Update 2: Do I need Header
I have this header in my REstfull client:
Accept: application/json
Content-Type: application/x-www-form-urlencoded
Do I need to put this on my request configuration? How do I do that if I need it?
Update 3: checking the request type of my sending post.
Now I am checking the type of the request. Because I am having the same problem with the PUT/POST requests. So If can solved the problem with the put maybe all the problems will be solved.
When I execute the request and asking and inspect the request it is sending the the type (PUT/POST) but in the server php only detect or GET?? (the below example is using POST and the behavior is the same)
Call<UpdateResponse> requestCall = client.updateMedia(downloadItemList);
Log.i("CCC", requestCall .request().toString());
And the output is a POST:
Request{method=POST, url=http://myserver/api/v1/media/updateMedia.php, tag=null}
so I am sending a POST (no matter if I send a PUT) request to the sever but why in the server I am receiving a GET. I am locked!!! I don't know where is the problem.
Update 4: godaddy hosting.
I have my php server hosting on godaddy. Is there any problem with that? I create a local host and everything works pretty good but the same code is not working on godaddy.

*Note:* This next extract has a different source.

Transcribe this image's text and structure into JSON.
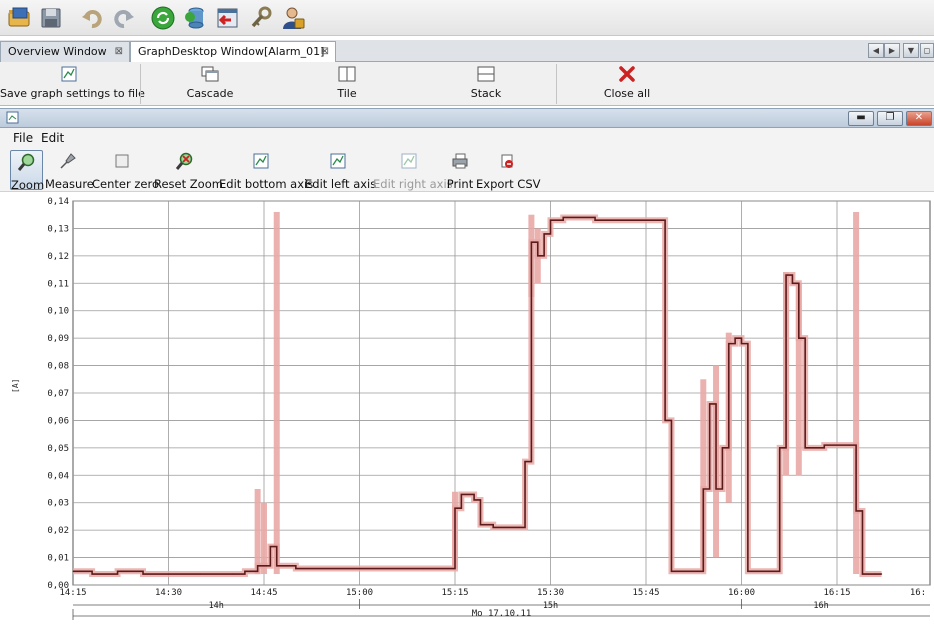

I did some research but I didn't find any good answer to this problem so Is possible that godaddy hosting is the problem?
PHP doesn't recognize anything other than GET and POST. the server should throw at you some kind of error like empty request.
To access PUT and other requests use
$putfp = fopen('php://input', 'r'); //will be a JSON string (provided everything got sent)
$putdata = '';
while($data = fread($putfp, filesize('php://input')))
$putdata .= $data;
fclose($putfp);
//php-like variable, if you want
$_PUT = json_decode($putdata);
did not tested, but should work.
I guess the problem is that you don't pass any data along with PUT request, that's why PHP recognizes the request as a GET. So I think you just need to try to pass some data using #FormUrlEncoded, #Multipart or probably #Body annotations
To add header in your retrofit2 you should create an interceptor:
Interceptor interceptor = new Interceptor() {
#Override
public okhttp3.Response intercept(Interceptor.Chain chain) throws IOException
{
okhttp3.Request.Builder ongoing = chain.request().newBuilder();
ongoing.addHeader("Content-Type", "application/x-www-form-urlencoded");
ongoing.addHeader("Accept", "application/json");
return chain.proceed(ongoing.build());
}
};
and add it to your client builder:
OkHttpClient.Builder builder = new OkHttpClient.Builder();
builder.interceptors().add(interceptor);
PHP recognises 'PUT' calls. Extracted from PHP.net:
'REQUEST_METHOD' Which request method was used to access the page;
i.e. 'GET', 'HEAD', 'POST', 'PUT'.
You don't need to send any header if your server isn't expecting any
header.
Prior to use Retrofit or any other networking library, you should check the endpoint using a request http builder, like Postman or Advanced Rest Client. To debug the request/response when running your app or unit tests use a proxy like Charles, it will help you a lot to watch how your request/response really looks.